Two sentient rock piles sit on a hilltop somewhere, presumably in Germany, looking down into a valley. They aimlessly chat about minor concerns; the larger rock pile complains about the moss and lichen that grow on his back. Moss and lichen that grow on his back at lightning speed, as it turns out, suddenly reappearing after the larger pile scrapes them off. Trees shoot up out of the ground almost instantly, while the grass and moss on the ground waxes and wanes like tide on a beach. When the smaller rock pile picks up a wooden wheel, it crumbles into dust as he looks at it.
It soon becomes obvious that the story is being told in geologic time, the "lifespan" of a rock, with presumably tens of thousands or hundreds of thousands of years passing in moments as the two rock piles sit and chat.
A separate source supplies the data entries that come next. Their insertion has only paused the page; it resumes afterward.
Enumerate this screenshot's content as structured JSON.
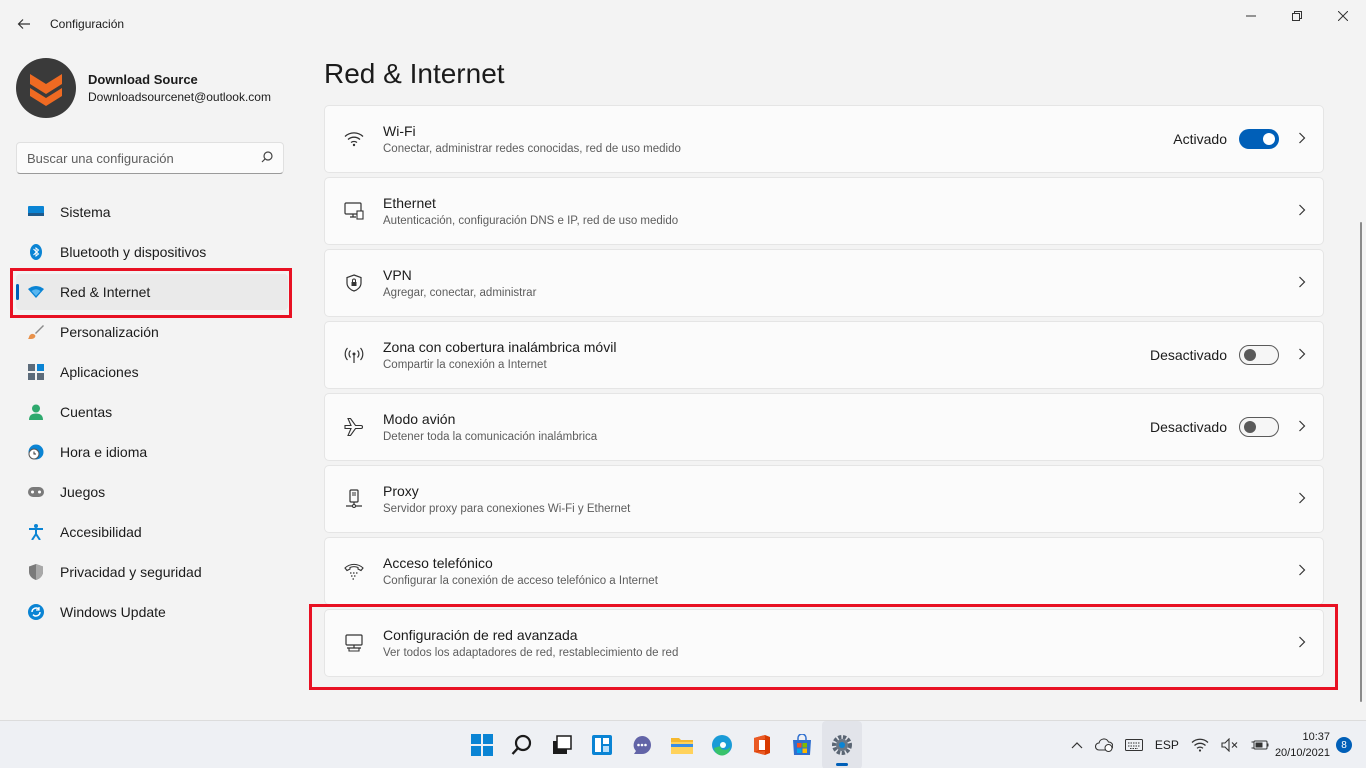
{
  "window": {
    "title": "Configuración",
    "back_icon": "back-arrow-icon"
  },
  "profile": {
    "name": "Download Source",
    "email": "Downloadsourcenet@outlook.com"
  },
  "search": {
    "placeholder": "Buscar una configuración"
  },
  "sidebar": {
    "items": [
      {
        "label": "Sistema",
        "icon": "monitor-icon",
        "color": "#0078d4"
      },
      {
        "label": "Bluetooth y dispositivos",
        "icon": "bluetooth-icon",
        "color": "#0078d4"
      },
      {
        "label": "Red & Internet",
        "icon": "wifi-icon",
        "color": "#0078d4",
        "active": true
      },
      {
        "label": "Personalización",
        "icon": "brush-icon",
        "color": "#e8914a"
      },
      {
        "label": "Aplicaciones",
        "icon": "apps-icon",
        "color": "#5c6b7a"
      },
      {
        "label": "Cuentas",
        "icon": "user-icon",
        "color": "#2ea96e"
      },
      {
        "label": "Hora e idioma",
        "icon": "clock-globe-icon",
        "color": "#0078d4"
      },
      {
        "label": "Juegos",
        "icon": "gamepad-icon",
        "color": "#6b6b6b"
      },
      {
        "label": "Accesibilidad",
        "icon": "accessibility-icon",
        "color": "#0078d4"
      },
      {
        "label": "Privacidad y seguridad",
        "icon": "shield-icon",
        "color": "#7a7a7a"
      },
      {
        "label": "Windows Update",
        "icon": "update-icon",
        "color": "#0078d4"
      }
    ]
  },
  "main": {
    "title": "Red & Internet",
    "cards": [
      {
        "title": "Wi-Fi",
        "desc": "Conectar, administrar redes conocidas, red de uso medido",
        "icon": "wifi-icon",
        "toggle_label": "Activado",
        "toggle": "on"
      },
      {
        "title": "Ethernet",
        "desc": "Autenticación, configuración DNS e IP, red de uso medido",
        "icon": "ethernet-icon"
      },
      {
        "title": "VPN",
        "desc": "Agregar, conectar, administrar",
        "icon": "vpn-shield-icon"
      },
      {
        "title": "Zona con cobertura inalámbrica móvil",
        "desc": "Compartir la conexión a Internet",
        "icon": "hotspot-icon",
        "toggle_label": "Desactivado",
        "toggle": "off"
      },
      {
        "title": "Modo avión",
        "desc": "Detener toda la comunicación inalámbrica",
        "icon": "airplane-icon",
        "toggle_label": "Desactivado",
        "toggle": "off"
      },
      {
        "title": "Proxy",
        "desc": "Servidor proxy para conexiones Wi-Fi y Ethernet",
        "icon": "proxy-icon"
      },
      {
        "title": "Acceso telefónico",
        "desc": "Configurar la conexión de acceso telefónico a Internet",
        "icon": "dialup-icon"
      },
      {
        "title": "Configuración de red avanzada",
        "desc": "Ver todos los adaptadores de red, restablecimiento de red",
        "icon": "network-adapter-icon"
      }
    ]
  },
  "taskbar": {
    "tray_lang": "ESP",
    "time": "10:37",
    "date": "20/10/2021",
    "notifications": "8"
  },
  "colors": {
    "accent": "#005fb8",
    "highlight": "#e81123"
  }
}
The time frame slows down radically on a couple of occasions, however, when members of short-lived life form Homo sapiens stop near by the rocks.
- After the End: Not that the rocks have any reason to care. But something caused the end of the human race, as the grand city that rises up in the valley collapses away to nothingness.
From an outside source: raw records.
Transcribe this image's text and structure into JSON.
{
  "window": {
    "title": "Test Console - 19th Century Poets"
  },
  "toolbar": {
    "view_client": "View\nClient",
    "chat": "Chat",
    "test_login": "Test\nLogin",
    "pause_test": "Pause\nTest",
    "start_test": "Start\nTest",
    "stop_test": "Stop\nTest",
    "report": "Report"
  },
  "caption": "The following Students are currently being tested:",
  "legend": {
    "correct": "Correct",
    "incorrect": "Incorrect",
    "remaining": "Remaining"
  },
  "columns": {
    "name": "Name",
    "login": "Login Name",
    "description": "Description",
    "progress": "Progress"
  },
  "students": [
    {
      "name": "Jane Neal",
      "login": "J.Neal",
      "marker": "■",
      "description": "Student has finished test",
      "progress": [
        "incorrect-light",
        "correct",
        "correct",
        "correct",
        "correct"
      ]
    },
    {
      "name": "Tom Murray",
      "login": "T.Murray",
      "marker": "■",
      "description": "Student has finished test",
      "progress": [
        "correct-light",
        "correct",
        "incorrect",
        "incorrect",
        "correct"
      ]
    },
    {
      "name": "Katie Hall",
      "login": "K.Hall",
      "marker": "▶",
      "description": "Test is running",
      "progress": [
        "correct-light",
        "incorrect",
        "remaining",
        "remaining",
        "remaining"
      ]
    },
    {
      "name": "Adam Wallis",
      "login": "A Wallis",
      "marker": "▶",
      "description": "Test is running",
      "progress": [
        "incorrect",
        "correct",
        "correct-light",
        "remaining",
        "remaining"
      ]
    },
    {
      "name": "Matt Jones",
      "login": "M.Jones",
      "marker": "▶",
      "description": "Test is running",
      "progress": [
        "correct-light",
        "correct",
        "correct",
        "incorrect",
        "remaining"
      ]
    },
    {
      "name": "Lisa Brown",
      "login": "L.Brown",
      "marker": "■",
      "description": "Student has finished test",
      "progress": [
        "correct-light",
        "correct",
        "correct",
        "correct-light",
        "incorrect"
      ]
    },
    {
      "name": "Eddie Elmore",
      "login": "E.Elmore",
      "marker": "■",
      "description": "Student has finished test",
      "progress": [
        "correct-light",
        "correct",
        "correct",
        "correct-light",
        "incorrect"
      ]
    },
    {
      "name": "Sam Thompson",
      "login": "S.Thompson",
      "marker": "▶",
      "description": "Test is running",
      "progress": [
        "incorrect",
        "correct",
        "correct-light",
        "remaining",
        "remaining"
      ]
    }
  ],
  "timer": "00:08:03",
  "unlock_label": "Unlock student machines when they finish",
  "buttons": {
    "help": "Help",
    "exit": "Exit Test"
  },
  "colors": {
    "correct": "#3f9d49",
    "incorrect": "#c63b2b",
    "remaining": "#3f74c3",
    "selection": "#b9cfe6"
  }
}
- Animate Inanimate Object: Two talking, sentient piles of rocks.
- Irony: The billboard that's posted on the road right next to the rocks tumbles down into the dirt. The message on the billboard was "built to last".
- Noodle Incident
- What caused the destruction of humanity? The rocks don't know and neither do we. But they're relieved that the blur of activity that caused the roads and buildings to advance right up to them has ceased.
- What was the light shining out of the skyscraper window? A last survivor, signaling for other humans?
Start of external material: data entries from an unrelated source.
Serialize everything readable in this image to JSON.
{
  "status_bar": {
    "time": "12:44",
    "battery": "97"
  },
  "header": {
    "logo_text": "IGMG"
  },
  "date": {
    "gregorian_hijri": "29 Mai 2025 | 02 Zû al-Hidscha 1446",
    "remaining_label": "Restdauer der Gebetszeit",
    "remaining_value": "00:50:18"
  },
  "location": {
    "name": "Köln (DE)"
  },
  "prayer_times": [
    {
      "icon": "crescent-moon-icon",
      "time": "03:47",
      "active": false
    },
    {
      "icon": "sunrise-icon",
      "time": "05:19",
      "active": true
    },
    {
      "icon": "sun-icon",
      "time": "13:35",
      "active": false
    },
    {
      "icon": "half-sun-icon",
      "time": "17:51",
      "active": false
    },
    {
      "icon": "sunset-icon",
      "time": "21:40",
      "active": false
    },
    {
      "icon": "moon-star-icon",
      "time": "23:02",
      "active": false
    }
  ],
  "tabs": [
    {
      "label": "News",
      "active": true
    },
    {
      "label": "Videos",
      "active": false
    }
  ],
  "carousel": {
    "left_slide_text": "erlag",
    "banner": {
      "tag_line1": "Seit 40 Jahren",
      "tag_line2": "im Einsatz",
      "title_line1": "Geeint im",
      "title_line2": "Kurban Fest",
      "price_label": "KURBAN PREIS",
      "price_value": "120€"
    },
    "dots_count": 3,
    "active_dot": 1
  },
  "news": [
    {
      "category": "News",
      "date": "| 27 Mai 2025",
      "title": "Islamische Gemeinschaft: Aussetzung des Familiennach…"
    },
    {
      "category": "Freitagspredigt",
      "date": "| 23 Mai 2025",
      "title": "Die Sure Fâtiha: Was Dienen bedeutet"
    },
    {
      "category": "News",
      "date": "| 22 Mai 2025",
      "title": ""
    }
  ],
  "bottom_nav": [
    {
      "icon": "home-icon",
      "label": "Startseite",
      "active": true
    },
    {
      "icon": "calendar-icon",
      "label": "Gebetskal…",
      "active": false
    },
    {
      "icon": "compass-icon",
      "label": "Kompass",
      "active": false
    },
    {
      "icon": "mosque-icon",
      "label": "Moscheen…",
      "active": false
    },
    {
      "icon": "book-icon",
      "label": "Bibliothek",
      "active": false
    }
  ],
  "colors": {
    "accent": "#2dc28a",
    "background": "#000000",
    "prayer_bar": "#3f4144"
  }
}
- Time Abyss: The rocks will be there forever. They were there before humans, and they are there after we're all gone.
- Time Dissonance: The rocks experience time on a different scale. For them, all activity of living things is blindingly fast, with trees popping up out of nowhere and human activity being an incomprehensible blur. On the occasions where the time frame slows down to human speed, the rocks are nothing but rocks, their motion and conversation way too slow for humanity to perceive.
- We Are as Mayflies: The brief, transitory existence of human beings stands in dramatic contrast to the timelessness of the rocks.